Analyse sectorielle: la grande distribution mondiale
Accélération des repositionnements stratégiques des distributeurs mondiaux pour améliorer leur rentabilité dans un secteur globalement fragilisé
Dans leur étude intitulée «Quelles peuvent être les stratégies des distributeurs alimentaires pour préserver leurs marges menacées ? », les experts économiques et les experts métiers de l’assureur-crédit Euler Hermes examinent l’état de santé du secteur ainsi que ses perspectives au niveau international. Depuis un an, les repositionnements stratégiques des distributeurs alimentaires s’accélèrent pour améliorer leur rentabilité à l’étranger, en consolidant leurs parts de marché dans des pays où ils figurent parmi les leaders.(Paris, 14/03/2008)
1. L’internationalisation, un impératif pour les distributeurs malgré une rentabilité encore faible
Euler Hermes SFAC observe que la croissance des groupes mondiaux à l’étranger reste toujours près de deux fois plus rapide que leur croissance totale. Mais l’assureur-crédit relève en même temps une faible diversification géographique : les distributeurs interviennent en effet encore majoritairement dans leur zone domestique. « Nous observons qu’aucun acteur n’est réellement mondial.

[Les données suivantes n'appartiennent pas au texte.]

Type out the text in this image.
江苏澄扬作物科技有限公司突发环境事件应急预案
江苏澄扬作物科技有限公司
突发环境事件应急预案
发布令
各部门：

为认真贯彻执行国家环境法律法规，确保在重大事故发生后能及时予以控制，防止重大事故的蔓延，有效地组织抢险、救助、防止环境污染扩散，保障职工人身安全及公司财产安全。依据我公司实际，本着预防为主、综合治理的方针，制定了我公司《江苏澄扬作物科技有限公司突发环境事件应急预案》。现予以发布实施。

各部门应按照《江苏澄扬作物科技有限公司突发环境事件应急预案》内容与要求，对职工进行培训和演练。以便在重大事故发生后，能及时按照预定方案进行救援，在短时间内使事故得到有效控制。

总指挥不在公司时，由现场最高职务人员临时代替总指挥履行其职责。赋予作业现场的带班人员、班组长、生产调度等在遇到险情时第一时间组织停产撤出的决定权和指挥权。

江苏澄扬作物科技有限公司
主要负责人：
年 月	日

La plupart des acteurs réalisent plus de 80 % de leur chiffre d’affaires dans leur zone domestique », observe Annie Girac, conseiller sectoriel Euler Hermes SFAC.
A titre d’exemple pour Tesco, la marge d’exploitation consolidée estimée en 2007 est de 5,8 % alors que la marge d’exploitation à l’étranger est de 5,3 %. C’est encore plus flagrant pour Wal Mart avec 5,9 % de marge d’exploitation consolidée estimée en 2007 contre 3,1 % de marge d’exploitation à l’étranger.
« Metro est le seul à obtenir une marge d’exploitation à l’étranger nettement supérieure à sa marge d’exploitation consolidée estimée en 2007 », observe Annie Girac.
Wal-Mart a subi des déboires dans ses tentatives d’implantation hors du continent américain : le distributeur a décidé de se désengager de l’Allemagne en 2006 après des pertes structurelles pendant près de 10 ans. Au Japon, Wal Mart va subir son 6ème exercice déficitaire en 2007 après une entrée sur le marché japonais en 2002.
Les distributeurs assainissent leurs structures financières pour dégager des marges de manœuvre. La dette financière d’Ahold, après une forte cure d’amaigrissement, est passée de 460 % en 2002 à 70 % en 2007 (estimés). Sur les mêmes années, la dette financière de Carrefour a été ramenée de 128 % à 64 % et celle de Casino de 104 % à 71 %.
Carrefour s’est désengagé des pays dans lesquels la part de marché est faible (de 1 à 5 %), comme la Suisse ou le Portugal en 2007 (1,2 milliards d’euros de produits de cession) pour financer l’expansion et les acquisitions tactiques dans des pays cibles (1,5 milliards d’euros d’investissements), tel que le Brésil avec le rachat d’Atacadao.
« Il y a eu en 2007 une accélération de la restructuration des portefeuilles d’actifs des distributeurs pour améliorer les marges et réallouer les ressources financières sur les pays clés », commente Annie Girac.